Dés la scéne d’ouverture, Dani est seule dans son appartement, un isolement qui ne va faire que se renforcer au cours du film, et ce malgré les personnes autour d’elle.

La jeune femme est inquiète suite à un message de sa sœur, mais, elle se montre incapable d’en parler ouvertement à son compagnon lorsqu’elle lui téléphone.

Après un drame qui ne va faire que la fragiliser encore plus, Dani va tenter de se raccrocher à Christian, mais, celui ci ne ressent plus rien pour elle et si il l’impose à ses amis pour le voyage en Suède, c’est uniquement par lâcheté.

Un défaut qui caractérise la plupart des personnages masculins formant le groupe d’amis de Christian.

Il est clair que la plupart n’apprecient pas vraiment Dani, mais, ils préfèrent jouer la carte de l’hypocrisie face à elle.

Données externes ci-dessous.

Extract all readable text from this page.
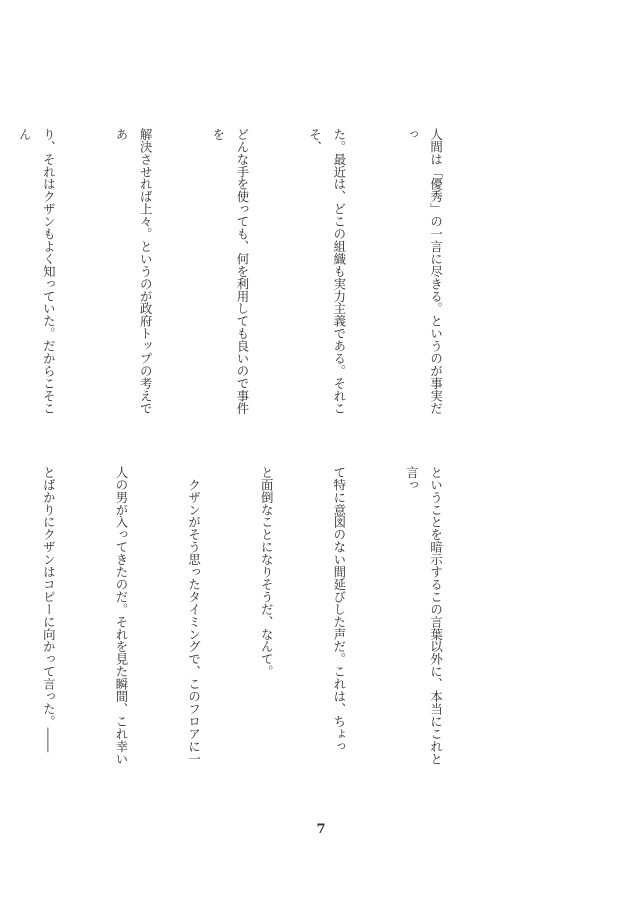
人間は「優秀」の一言に尽きる。というのが事実だっ

た。最近は、どこの組織も実力主義である。それこそ、

どんな手を使っても、何を利用しても良いので事件を

解決させれば上々。というのが政府トップの考えであ

り、それはクザンもよく知っていた。だからこそこん

ということを暗示するこの言葉以外に、本当にこれと言っ

て特に意図のない間延びした声だ。これは、ちょっ

と面倒なことになりそうだ、なんて。

　クザンがそう思ったタイミングで、このフロアに一

人の男が入ってきたのだ。それを見た瞬間、これ幸い

とばかりにクザンはコピーに向かって言った。――

7
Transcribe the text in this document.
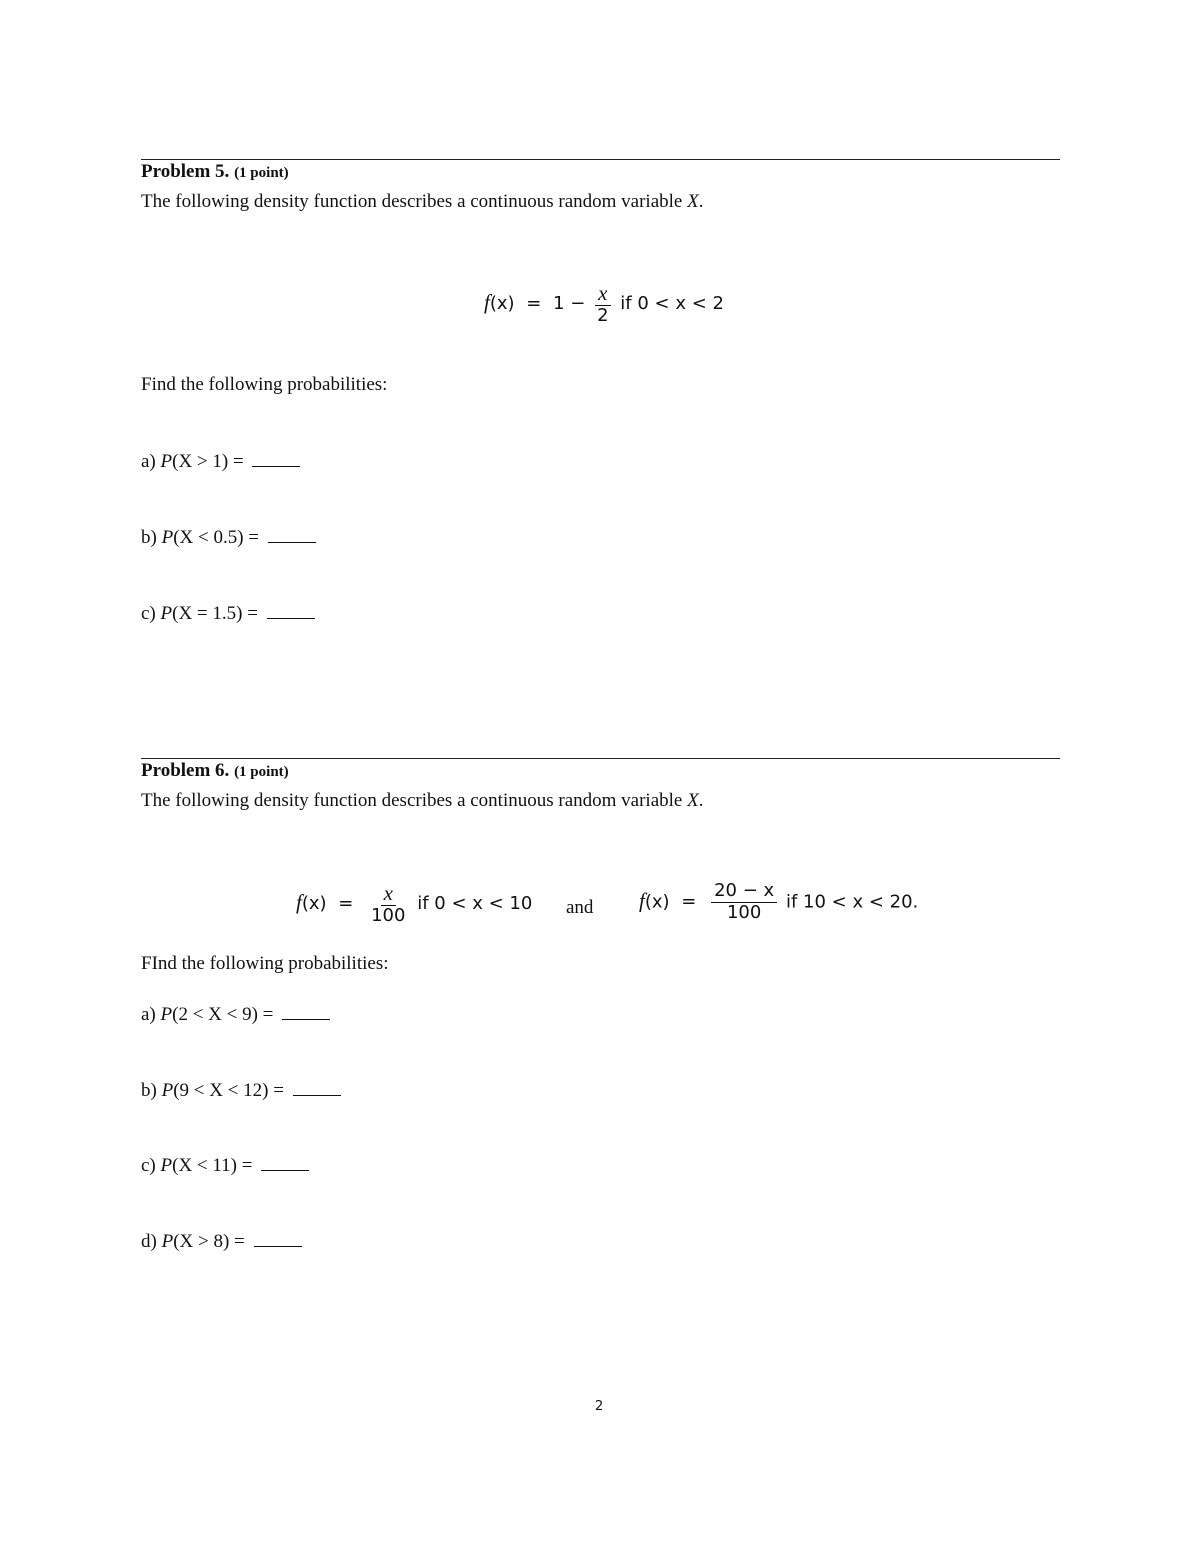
Problem 5. (1 point)
The following density function describes a continuous random variable X.
$f(x) = 1 - \frac{x}{2}$ if 0 < x < 2
Find the following probabilities:
a) P(X > 1) =
b) P(X < 0.5) =
c) P(X = 1.5) =
Problem 6. (1 point)
The following density function describes a continuous random variable X.
$f(x) = \frac{x}{100}$ if 0 < x < 10 and $f(x) = \frac{20 - x}{100}$ if 10 < x < 20.
FInd the following probabilities:
a) P(2 < X < 9) =
b) P(9 < X < 12) =
c) P(X < 11) =
d) P(X > 8) =
2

Contrairement à ce que j’ai pu lire dans certains articles, je ne pense pas que la jeune femme soit folle au départ.

Dani est juste une personne  fragile qui se retrouve seule, sur le point de sombrer émotionnellement. Sa seule boué de sauvetage est Christian, son compagnon.

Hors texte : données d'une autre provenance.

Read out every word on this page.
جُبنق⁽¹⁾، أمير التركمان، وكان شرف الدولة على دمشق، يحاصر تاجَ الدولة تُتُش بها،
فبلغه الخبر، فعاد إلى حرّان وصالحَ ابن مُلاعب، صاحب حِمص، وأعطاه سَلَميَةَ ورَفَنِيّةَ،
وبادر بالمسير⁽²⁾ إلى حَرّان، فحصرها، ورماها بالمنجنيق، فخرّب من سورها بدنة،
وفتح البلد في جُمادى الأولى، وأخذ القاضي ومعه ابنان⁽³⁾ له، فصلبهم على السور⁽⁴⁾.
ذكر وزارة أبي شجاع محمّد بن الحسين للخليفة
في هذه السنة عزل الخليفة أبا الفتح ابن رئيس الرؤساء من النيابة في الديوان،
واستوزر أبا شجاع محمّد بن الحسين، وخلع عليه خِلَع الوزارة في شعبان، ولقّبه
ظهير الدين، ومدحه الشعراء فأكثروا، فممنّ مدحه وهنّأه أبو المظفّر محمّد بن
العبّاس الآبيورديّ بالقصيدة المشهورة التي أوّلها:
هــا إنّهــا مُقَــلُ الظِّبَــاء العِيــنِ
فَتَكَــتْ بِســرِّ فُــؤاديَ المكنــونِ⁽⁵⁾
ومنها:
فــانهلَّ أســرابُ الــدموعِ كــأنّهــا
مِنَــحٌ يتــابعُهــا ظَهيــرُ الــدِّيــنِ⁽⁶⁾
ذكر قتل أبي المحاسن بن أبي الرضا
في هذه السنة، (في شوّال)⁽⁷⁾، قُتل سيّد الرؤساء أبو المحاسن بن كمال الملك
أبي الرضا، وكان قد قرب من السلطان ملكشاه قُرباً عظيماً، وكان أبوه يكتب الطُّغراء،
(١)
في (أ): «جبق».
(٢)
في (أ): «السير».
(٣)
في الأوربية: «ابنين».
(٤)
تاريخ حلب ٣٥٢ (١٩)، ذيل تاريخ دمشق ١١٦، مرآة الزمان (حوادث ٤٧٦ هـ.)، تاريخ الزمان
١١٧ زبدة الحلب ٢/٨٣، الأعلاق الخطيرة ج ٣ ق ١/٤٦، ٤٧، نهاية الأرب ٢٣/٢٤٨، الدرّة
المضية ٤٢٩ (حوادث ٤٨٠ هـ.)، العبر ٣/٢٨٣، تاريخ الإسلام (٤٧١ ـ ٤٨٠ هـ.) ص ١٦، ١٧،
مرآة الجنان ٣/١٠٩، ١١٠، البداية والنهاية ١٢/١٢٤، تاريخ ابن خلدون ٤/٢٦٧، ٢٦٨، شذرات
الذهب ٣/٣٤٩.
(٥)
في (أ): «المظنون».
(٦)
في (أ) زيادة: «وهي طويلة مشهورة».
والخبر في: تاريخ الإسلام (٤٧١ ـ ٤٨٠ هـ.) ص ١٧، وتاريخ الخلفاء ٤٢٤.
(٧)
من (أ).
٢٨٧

Mais, l’homme est beaucoup trop égoiste  pour soucier de quelqu’un d’autre que lui même. Il suffit de voir comment il impose Dani dans le groupe ou tente de court-circuiter l’un de ses prétendus amis en lui volant le sujet de sa thèse.

Avec Midsommar, Ari Aster aborde aussi le comportement parfois déplacé de certains vacanciers débarquant dans un autre pays a travers une séquence ou l’un des copains de Christian urine sur arbre mort, geste rapidement considéré comme un sacrilège par les membres de cette communauté prônant le respect de la nature.

Jouant sur une terreur diffuse plutôt que les effets chocs, le réalisateur parvient à signer un film très réussi et original. Bref, un vrai long métrage horrifique absolument pas formaté et riche de sens.